Elizabeth Oates is the author of If You Could See as Jesus Sees: Inspiration for a Life of Hope, Joy, and Purpose. Oates, also a speaker and a mentor to married couples, explained in a Q&A with Faithfully Magazine that If You Could See as Jesus Sees was written for women who struggle with feelings of inadequacy or self-worth.
In the transcript that follows, Oates goes into more detail about the book and explains some of the underlying issues to these negative feelings that some women struggle with. The interview was originally conducted via phone Jan. 15, 2016.
FM: Can you share a little about your work and also how the subject you tackle in the book reflects any of your own personal story?
Oates: The subject of the book, If You Could See as Jesus Sees, it was originally designed for women with self-esteem, self-image issues and body image (issues). But as I got into it, I realized, you know, this is a book for all of us. This is a book for the everyday woman because we all struggle with insecurities. We all struggle with low self-esteem from time to time. You know, you hop on Facebook and suddenly you feel lonely. You feel like everybody’s…like Mindy Kaling says, ‘Is everyone hanging out without me?’ You feel like everybody has a best friend. You feel like everybody’s more successful than you, prettier than you, has a better job than you and our self-esteem just starts to plummet. So as I started writing this, I realized this isn’t just for women with self-esteem issues. This is for the everyday woman who just feels less-than.

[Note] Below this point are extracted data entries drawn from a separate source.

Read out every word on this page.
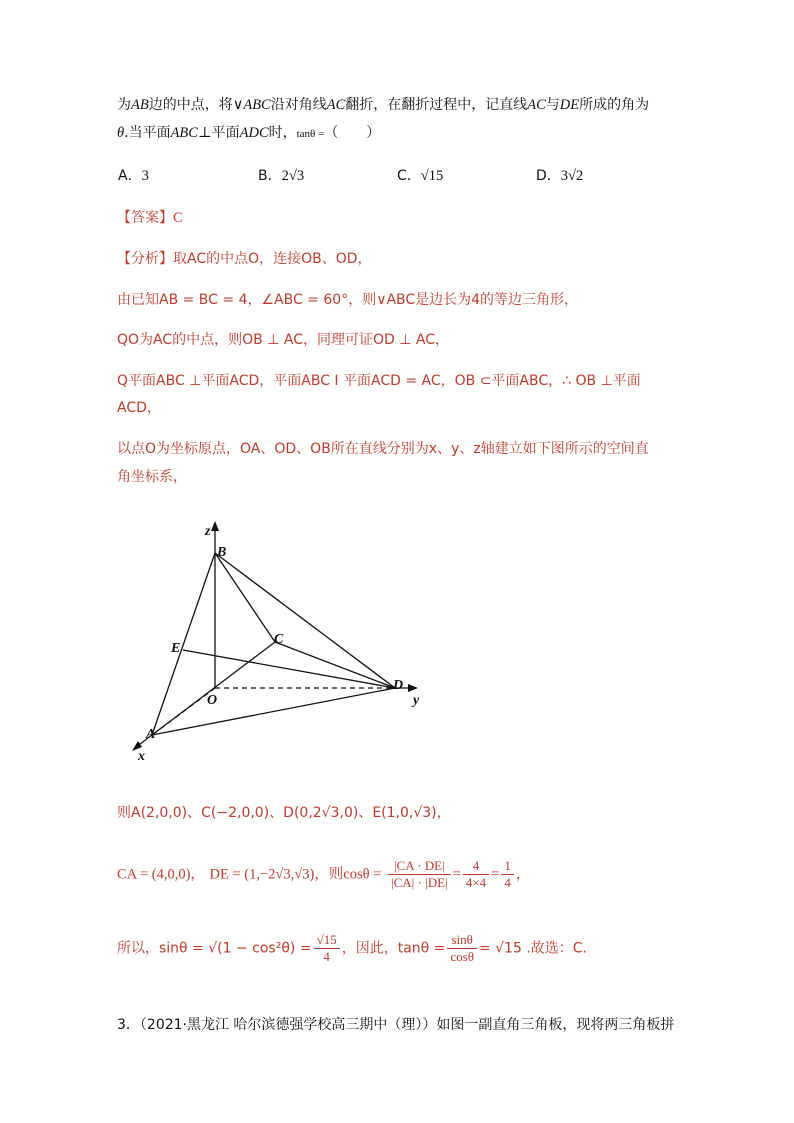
为AB边的中点，将∨ABC沿对角线AC翻折，在翻折过程中，记直线AC与DE所成的角为
θ.当平面ABC⊥平面ADC时，tanθ =（　　）
A．3	B．2√3	C．√15	D．3√2
【答案】C
【分析】取AC的中点O，连接OB、OD，
由已知AB = BC = 4，∠ABC = 60°，则∨ABC是边长为4的等边三角形，
QO为AC的中点，则OB ⊥ AC，同理可证OD ⊥ AC，
Q平面ABC ⊥平面ACD，平面ABC I 平面ACD = AC，OB ⊂平面ABC，∴ OB ⊥平面
ACD，
以点O为坐标原点，OA、OD、OB所在直线分别为x、y、z轴建立如下图所示的空间直
角坐标系，
z
B
C
E
D
y
O
A
x
则A(2,0,0)、C(−2,0,0)、D(0,2√3,0)、E(1,0,√3)，
CA = (4,0,0)， DE = (1,−2√3,√3)，则$\cos\theta = \frac{|CA \cdot DE|}{|CA| \cdot |DE|} = \frac{4}{4\times 4} = \frac{1}{4}$ ，
所以，$\sin\theta = √(1 - \cos^2\theta) = \frac{√15}{4}$ ，因此，$\tan\theta = \frac{\sin\theta}{\cos\theta} = √15$ .故选：C.
3．（2021·黑龙江 哈尔滨德强学校高三期中（理））如图一副直角三角板，现将两三角板拼
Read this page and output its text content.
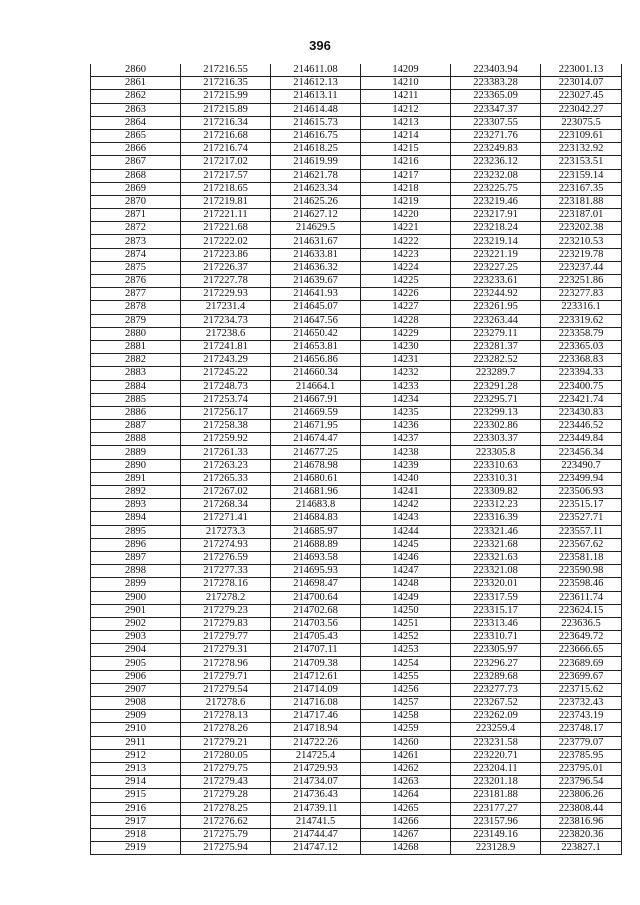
396
2860	217216.55	214611.08	14209	223403.94	223001.13
2861	217216.35	214612.13	14210	223383.28	223014.07
2862	217215.99	214613.11	14211	223365.09	223027.45
2863	217215.89	214614.48	14212	223347.37	223042.27
2864	217216.34	214615.73	14213	223307.55	223075.5
2865	217216.68	214616.75	14214	223271.76	223109.61
2866	217216.74	214618.25	14215	223249.83	223132.92
2867	217217.02	214619.99	14216	223236.12	223153.51
2868	217217.57	214621.78	14217	223232.08	223159.14
2869	217218.65	214623.34	14218	223225.75	223167.35
2870	217219.81	214625.26	14219	223219.46	223181.88
2871	217221.11	214627.12	14220	223217.91	223187.01
2872	217221.68	214629.5	14221	223218.24	223202.38
2873	217222.02	214631.67	14222	223219.14	223210.53
2874	217223.86	214633.81	14223	223221.19	223219.78
2875	217226.37	214636.32	14224	223227.25	223237.44
2876	217227.78	214639.67	14225	223233.61	223251.86
2877	217229.93	214641.93	14226	223244.92	223277.83
2878	217231.4	214645.07	14227	223261.95	223316.1
2879	217234.73	214647.56	14228	223263.44	223319.62
2880	217238.6	214650.42	14229	223279.11	223358.79
2881	217241.81	214653.81	14230	223281.37	223365.03
2882	217243.29	214656.86	14231	223282.52	223368.83
2883	217245.22	214660.34	14232	223289.7	223394.33
2884	217248.73	214664.1	14233	223291.28	223400.75
2885	217253.74	214667.91	14234	223295.71	223421.74
2886	217256.17	214669.59	14235	223299.13	223430.83
2887	217258.38	214671.95	14236	223302.86	223446.52
2888	217259.92	214674.47	14237	223303.37	223449.84
2889	217261.33	214677.25	14238	223305.8	223456.34
2890	217263.23	214678.98	14239	223310.63	223490.7
2891	217265.33	214680.61	14240	223310.31	223499.94
2892	217267.02	214681.96	14241	223309.82	223506.93
2893	217268.34	214683.8	14242	223312.23	223515.17
2894	217271.41	214684.83	14243	223316.39	223527.71
2895	217273.3	214685.97	14244	223321.46	223557.11
2896	217274.93	214688.89	14245	223321.68	223567.62
2897	217276.59	214693.58	14246	223321.63	223581.18
2898	217277.33	214695.93	14247	223321.08	223590.98
2899	217278.16	214698.47	14248	223320.01	223598.46
2900	217278.2	214700.64	14249	223317.59	223611.74
2901	217279.23	214702.68	14250	223315.17	223624.15
2902	217279.83	214703.56	14251	223313.46	223636.5
2903	217279.77	214705.43	14252	223310.71	223649.72
2904	217279.31	214707.11	14253	223305.97	223666.65
2905	217278.96	214709.38	14254	223296.27	223689.69
2906	217279.71	214712.61	14255	223289.68	223699.67
2907	217279.54	214714.09	14256	223277.73	223715.62
2908	217278.6	214716.08	14257	223267.52	223732.43
2909	217278.13	214717.46	14258	223262.09	223743.19
2910	217278.26	214718.94	14259	223259.4	223748.17
2911	217279.21	214722.26	14260	223231.58	223779.07
2912	217280.05	214725.4	14261	223220.71	223785.95
2913	217279.75	214729.93	14262	223204.11	223795.01
2914	217279.43	214734.07	14263	223201.18	223796.54
2915	217279.28	214736.43	14264	223181.88	223806.26
2916	217278.25	214739.11	14265	223177.27	223808.44
2917	217276.62	214741.5	14266	223157.96	223816.96
2918	217275.79	214744.47	14267	223149.16	223820.36
2919	217275.94	214747.12	14268	223128.9	223827.1
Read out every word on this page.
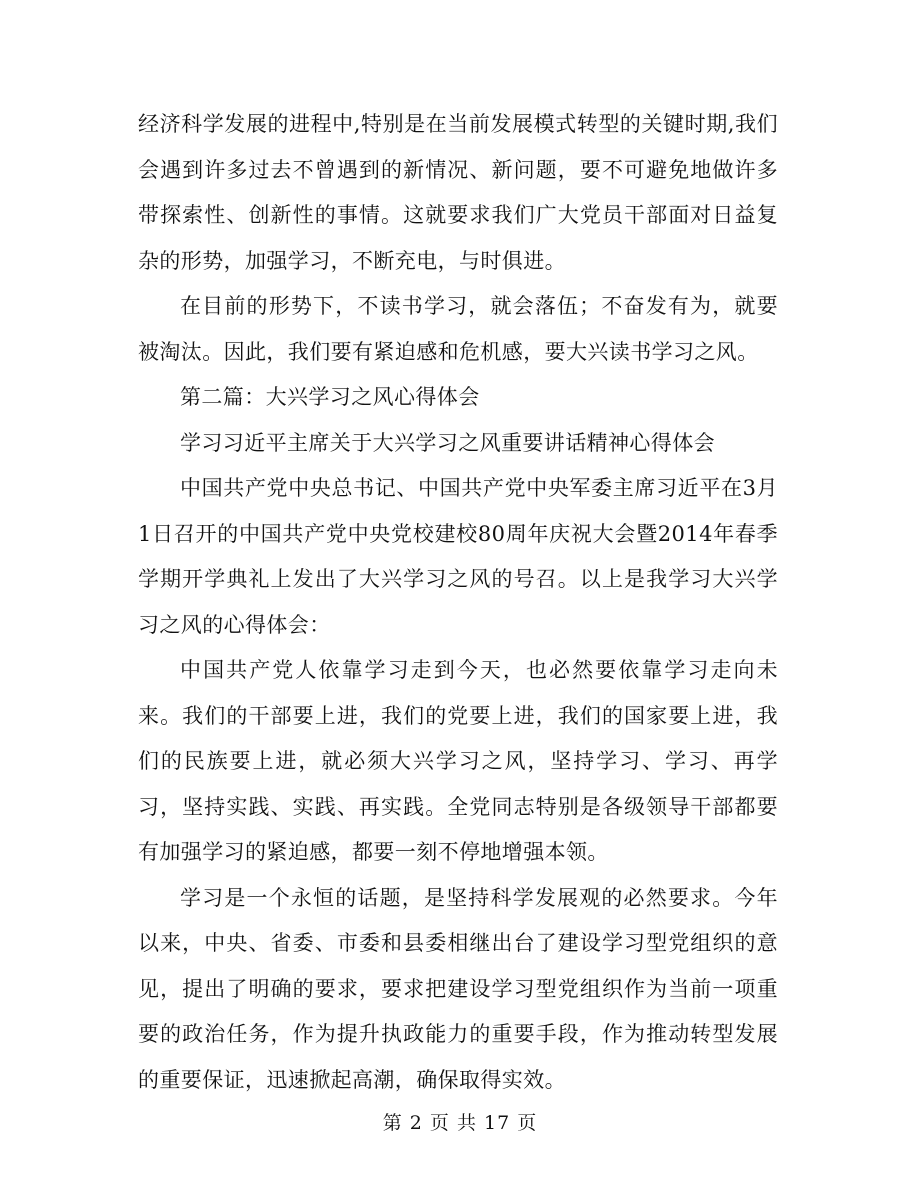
经济科学发展的进程中,特别是在当前发展模式转型的关键时期,我们会遇到许多过去不曾遇到的新情况、新问题，要不可避免地做许多带探索性、创新性的事情。这就要求我们广大党员干部面对日益复杂的形势，加强学习，不断充电，与时俱进。

在目前的形势下，不读书学习，就会落伍；不奋发有为，就要被淘汰。因此，我们要有紧迫感和危机感，要大兴读书学习之风。

第二篇：大兴学习之风心得体会

学习习近平主席关于大兴学习之风重要讲话精神心得体会

中国共产党中央总书记、中国共产党中央军委主席习近平在3月1日召开的中国共产党中央党校建校80周年庆祝大会暨2014年春季学期开学典礼上发出了大兴学习之风的号召。以上是我学习大兴学习之风的心得体会：

中国共产党人依靠学习走到今天，也必然要依靠学习走向未来。我们的干部要上进，我们的党要上进，我们的国家要上进，我们的民族要上进，就必须大兴学习之风，坚持学习、学习、再学习，坚持实践、实践、再实践。全党同志特别是各级领导干部都要有加强学习的紧迫感，都要一刻不停地增强本领。

学习是一个永恒的话题，是坚持科学发展观的必然要求。今年以来，中央、省委、市委和县委相继出台了建设学习型党组织的意见，提出了明确的要求，要求把建设学习型党组织作为当前一项重要的政治任务，作为提升执政能力的重要手段，作为推动转型发展的重要保证，迅速掀起高潮，确保取得实效。

第 2 页 共 17 页
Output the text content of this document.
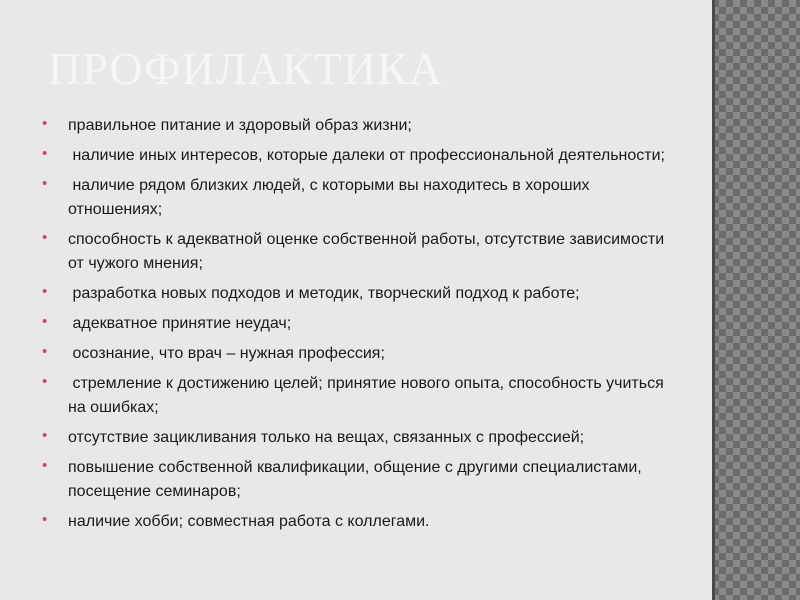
ПРОФИЛАКТИКА
•	правильное питание и здоровый образ жизни;
•	наличие иных интересов, которые далеки от профессиональной деятельности;
•	наличие рядом близких людей, с которыми вы находитесь в хороших отношениях;
•	способность к адекватной оценке собственной работы, отсутствие зависимости от чужого мнения;
•	разработка новых подходов и методик, творческий подход к работе;
•	адекватное принятие неудач;
•	осознание, что врач – нужная профессия;
•	стремление к достижению целей; принятие нового опыта, способность учиться на ошибках;
•	отсутствие зацикливания только на вещах, связанных с профессией;
•	повышение собственной квалификации, общение с другими специалистами, посещение семинаров;
•	наличие хобби; совместная работа с коллегами.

FM: What are the some of the underlying reasons for these feelings, like shame or self-loathing or inadequacy? What do you think are some of the core issues?
Oates: Some of the core issues…self-loathing, which really goes back to negative self-talk. A lot of women, we…one day we look in the mirror and we don’t like our hair, we don’t like our nose, we don’t like our hips. And then it snowballs into really talking down to ourselves and it becomes habitual and then that self-talk turns into really starting into hate and reject ourselves. I talk about the issue of shame, whether it is past regret, past mistakes. Shame about who we are at our core. And then almost really rejecting the redemption that Christ offers us.
I talk about inadequacy, you know, not feeling like we are enough. And not accepting who God made us and not accepting His love. I talk about…this is a big one, but feeling incompetent. You know, not embracing the talent that God has given us. This is a huge one for me. Something that I struggle with a lot because I’m a huge achiever. I can do well. I’m always setting the bar higher and higher for myself and just never feeling like achievement or success is enough. You know, God calls all of us to use our talents well. Not for our own glory, but to further His kingdom. So I talk a lot about that.
I talk a lot about feeling like a burden. This isn’t something that I’ve particularly struggled with. I often joke, I tell my husband, ‘I know I’m lovable. You don’t have to tell me that.’ But I’ve talked to a lot of women who, they do feel like a burden. And they feel like, for whatever reason, they struggle with depression and they feel like they’re a burden. Or, if they’re a stay-at-home mom and they depend on their husband financially, they feel like a burden. Or maybe growing up they received conditional love, not unconditional love and so they feel like a burden. And so really embracing the fact that God never sees us as a burden. He always sees us as a blessing. I talk about a few more throughout the book, but those are some of the core issues that I talk about.
FM: Early on in the book, you point to the fall and Eve. How does that tie into what you say women today experience?
Oates: You know, a lot of people have asked me, ‘Where does this stem from?’ We can all look back to our own childhood, maybe the first time a schoolmate called us fat or we didn’t get invited to the cool party or a parent said something to us that really stuck with us. But if we want to really trace it back, we can go back to Eve. And I always think about, it went back to one action. It went back to one lie she believed, one temptation where she took the bite of that apple and I think about how much regret she must have felt.
I try to really sit and be still and be quiet and put myself in her shoes and how much shame and regret she must have felt. In one moment, she altered the course of history for all of mankind and the weight and the burden she must have felt. Then to watch all of paradise unravel because of something she had done. Not only her own life, her own marriage, her own relationship with God came undone, but then she had to watch it play out between her two sons and watch the struggle between Cain and Abel, and knowing ‘It’s all because of me. It’s all because of what I did.’ And I try to talk about in this book, just telling women to give themselves grace. You know, not beating ourselves up. I wonder how much Eve gave herself. Did she beat herself up for the rest of her life over what she did, or did she embrace grace that God gave her?
So I think that’s really where it stems from, is Eve. She was, you know, our original foremother who made this mistake. How much grace did she give herself? Because I don’t feel as women we give ourselves enough grace for the mistakes we make.